Dass der Umsatz um fünf Prozent auf knapp 24,3 Milliarden Dollar stieg, verdankte Boeing vor allem seinem Rüstungs-, Raumfahrt- und Servicegeschäft. In der grössten Sparte, die Passagier- und Frachtjets für Fluggesellschaften in aller Welt baut, wuchsen die Erlöse zwar nur um ein Prozent. Beim operativen Gewinn stand hier aber ein Zuwachs um 28 Prozent zu Buche – und das, obwohl die Sparte den Grossteil der Mehrkosten für das Tankflugzeug zu schultern hatte, das auf dem Passagier- und Frachtjet Boeing 767 basiert.
Umsatzprognose angehoben
Für das Gesamtjahr hob Boeing die Umsatzprognose für den Konzern um eine Milliarde auf 97 bis 99 Milliarden Dollar an. Für den Gewinn je Aktie hatte der Konzern die Latte bereits im April auf 16,40 bis 16,60 Dollar nach oben gelegt – und hält an diesem Ziel weiterhin fest. Dazu will Boeing zwischen 810 und 815 Passagier- und Frachtflugzeuge ausliefern und so seine Rolle als weltgrösster Flugzeughersteller vor Airbus behaupten.

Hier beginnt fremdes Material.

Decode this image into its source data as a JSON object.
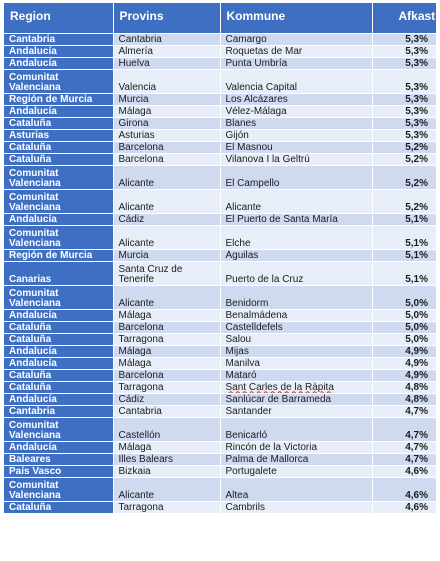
{
  "table": {
    "headers": [
      "Region",
      "Provins",
      "Kommune",
      "Afkast"
    ],
    "rows": [
      {
        "region": "Cantabria",
        "provins": "Cantabria",
        "kommune": "Camargo",
        "afkast": "5,3%"
      },
      {
        "region": "Andalucía",
        "provins": "Almería",
        "kommune": "Roquetas de Mar",
        "afkast": "5,3%"
      },
      {
        "region": "Andalucía",
        "provins": "Huelva",
        "kommune": "Punta Umbría",
        "afkast": "5,3%"
      },
      {
        "region": "Comunitat Valenciana",
        "provins": "Valencia",
        "kommune": " Valencia Capital",
        "afkast": "5,3%"
      },
      {
        "region": "Región de Murcia",
        "provins": "Murcia",
        "kommune": "Los Alcázares",
        "afkast": "5,3%"
      },
      {
        "region": "Andalucía",
        "provins": "Málaga",
        "kommune": "Vélez-Málaga",
        "afkast": "5,3%"
      },
      {
        "region": "Cataluña",
        "provins": "Girona",
        "kommune": "Blanes",
        "afkast": "5,3%"
      },
      {
        "region": "Asturias",
        "provins": "Asturias",
        "kommune": "Gijón",
        "afkast": "5,3%"
      },
      {
        "region": "Cataluña",
        "provins": "Barcelona",
        "kommune": "El Masnou",
        "afkast": "5,2%"
      },
      {
        "region": "Cataluña",
        "provins": "Barcelona",
        "kommune": "Vilanova I la Geltrú",
        "afkast": "5,2%"
      },
      {
        "region": "Comunitat Valenciana",
        "provins": "Alicante",
        "kommune": "El Campello",
        "afkast": "5,2%"
      },
      {
        "region": "Comunitat Valenciana",
        "provins": "Alicante",
        "kommune": "Alicante",
        "afkast": "5,2%"
      },
      {
        "region": "Andalucía",
        "provins": "Cádiz",
        "kommune": "El Puerto de Santa María",
        "afkast": "5,1%"
      },
      {
        "region": "Comunitat Valenciana",
        "provins": "Alicante",
        "kommune": "Elche",
        "afkast": "5,1%"
      },
      {
        "region": "Región de Murcia",
        "provins": "Murcia",
        "kommune": "Águilas",
        "afkast": "5,1%"
      },
      {
        "region": "Canarias",
        "provins": "Santa Cruz de Tenerife",
        "kommune": "Puerto de la Cruz",
        "afkast": "5,1%"
      },
      {
        "region": "Comunitat Valenciana",
        "provins": "Alicante",
        "kommune": "Benidorm",
        "afkast": "5,0%"
      },
      {
        "region": "Andalucía",
        "provins": "Málaga",
        "kommune": "Benalmádena",
        "afkast": "5,0%"
      },
      {
        "region": "Cataluña",
        "provins": "Barcelona",
        "kommune": "Castelldefels",
        "afkast": "5,0%"
      },
      {
        "region": "Cataluña",
        "provins": "Tarragona",
        "kommune": "Salou",
        "afkast": "5,0%"
      },
      {
        "region": "Andalucía",
        "provins": "Málaga",
        "kommune": "Mijas",
        "afkast": "4,9%"
      },
      {
        "region": "Andalucía",
        "provins": "Málaga",
        "kommune": "Manilva",
        "afkast": "4,9%"
      },
      {
        "region": "Cataluña",
        "provins": "Barcelona",
        "kommune": "Mataró",
        "afkast": "4,9%"
      },
      {
        "region": "Cataluña",
        "provins": "Tarragona",
        "kommune": "Sant Carles de la Ràpita",
        "afkast": "4,8%"
      },
      {
        "region": "Andalucía",
        "provins": "Cádiz",
        "kommune": "Sanlúcar de Barrameda",
        "afkast": "4,8%"
      },
      {
        "region": "Cantabria",
        "provins": "Cantabria",
        "kommune": "Santander",
        "afkast": "4,7%"
      },
      {
        "region": "Comunitat Valenciana",
        "provins": "Castellón",
        "kommune": "Benicarló",
        "afkast": "4,7%"
      },
      {
        "region": "Andalucía",
        "provins": "Málaga",
        "kommune": "Rincón de la Victoria",
        "afkast": "4,7%"
      },
      {
        "region": "Baleares",
        "provins": "Illes Balears",
        "kommune": "Palma de Mallorca",
        "afkast": "4,7%"
      },
      {
        "region": "País Vasco",
        "provins": "Bizkaia",
        "kommune": "Portugalete",
        "afkast": "4,6%"
      },
      {
        "region": "Comunitat Valenciana",
        "provins": "Alicante",
        "kommune": "Altea",
        "afkast": "4,6%"
      },
      {
        "region": "Cataluña",
        "provins": "Tarragona",
        "kommune": "Cambrils",
        "afkast": "4,6%"
      }
    ]
  }
}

Aufträge im Umfang von 27 Mrd Dollar eingesammelt
Guter Dinge zeigte sich Muilenburg angesichts der Auftragslage. Allein im zweiten Quartal habe der Konzern Aufträge im Wert von rund 27 Milliarden Dollar verbucht. Zudem sammelte Boeing auf der Luftfahrtmesse in Farnborough vergangene Woche neue Bestellungen und Vorverträge für mehr als 500 Passagier- und Frachtjets ein. Wie bei Airbus sind vor allem die Mittelstreckenjets bei den Fluggesellschaften stark gefragt. Beide Hersteller wollen ihre Produktion daher ausbauen, doch Zulieferer wie die Triebwerksbauer stossen an ihre Grenzen.

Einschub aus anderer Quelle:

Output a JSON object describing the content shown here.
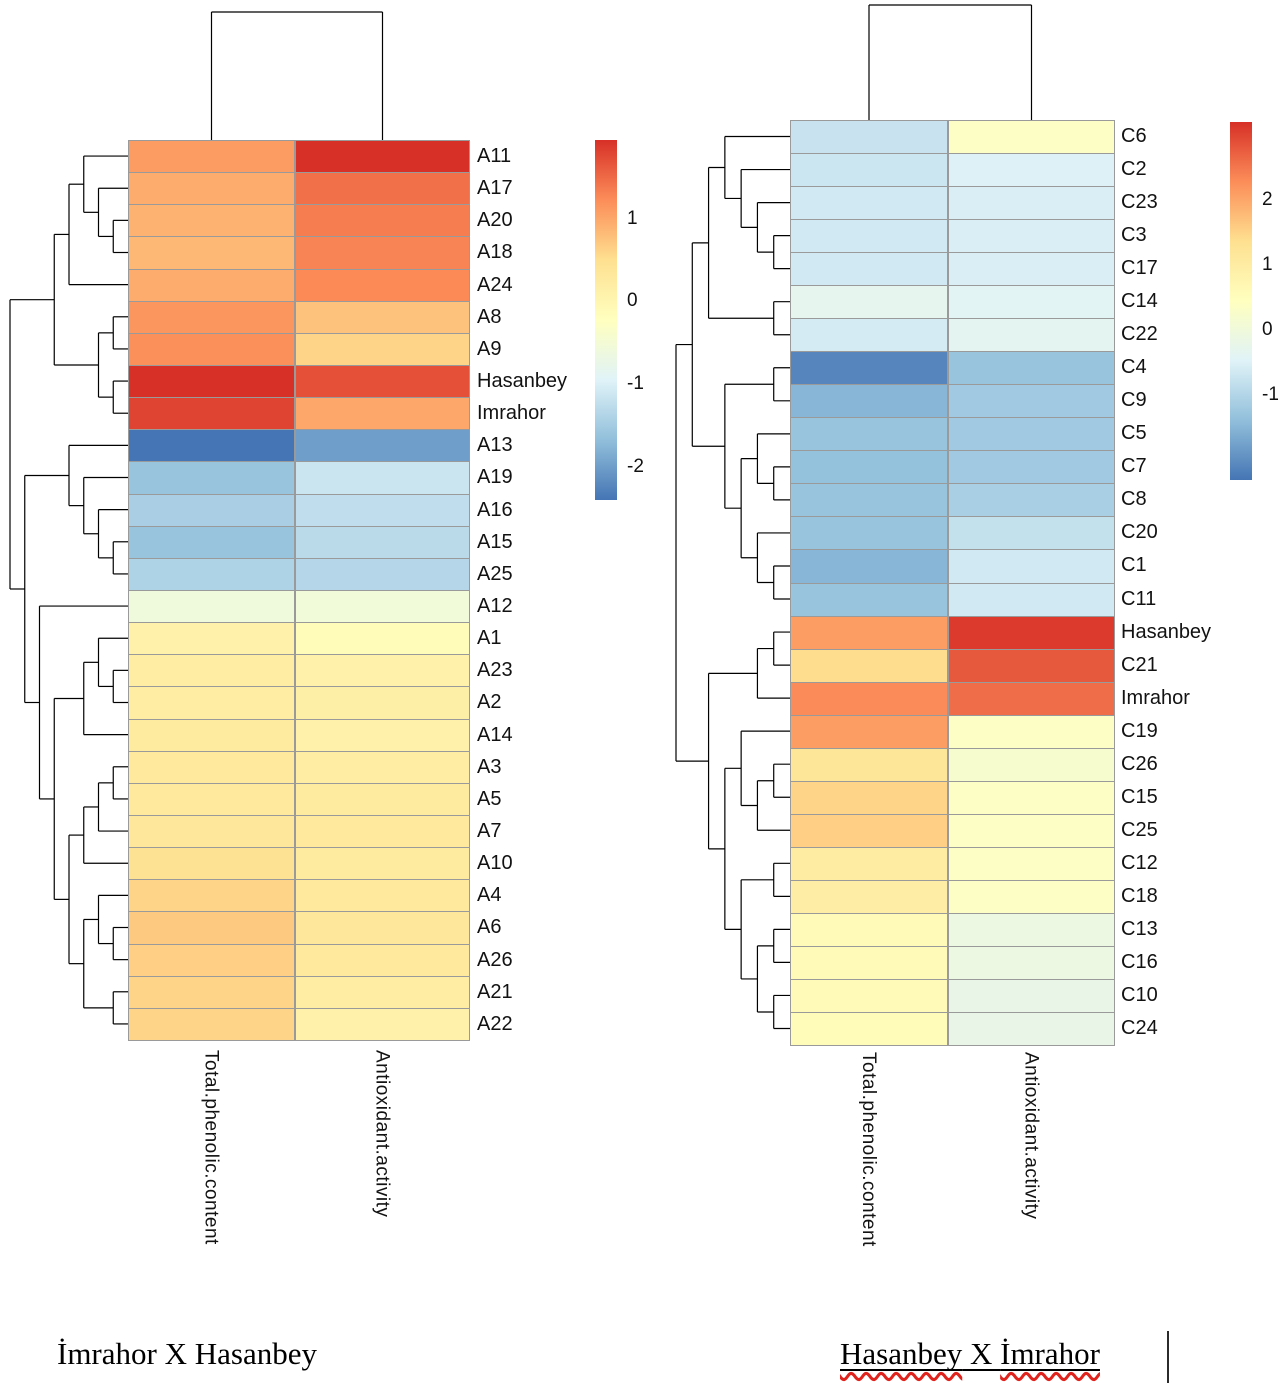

Unterdessen sortiert sich die Branche neu. Die beiden grossen Hersteller kaufen bei den kleineren zu – und erweitern ihre Produktpalette auf diese Weise um kleinere Flugzeugtypen. Gerade hat Airbus von dem angeschlagenen kanadischen Bombardier-Konzern die Mehrheit an dessen neuem Mittelstreckenjet-Modell C-Serie übernommen. Der Flieger wird jetzt als Airbus A220 vermarktet. Und Boeing will dem brasilianischen Luftfahrtkonzern Embraer die Mehrheit an dessen Verkehrsflugzeugsparte abkaufen. Im Grundsatz sind sich die US-Amerikaner mit den Brasilianern einig, der Deal soll bis Ende 2019 vollzogen sein. (awp/mc/pg)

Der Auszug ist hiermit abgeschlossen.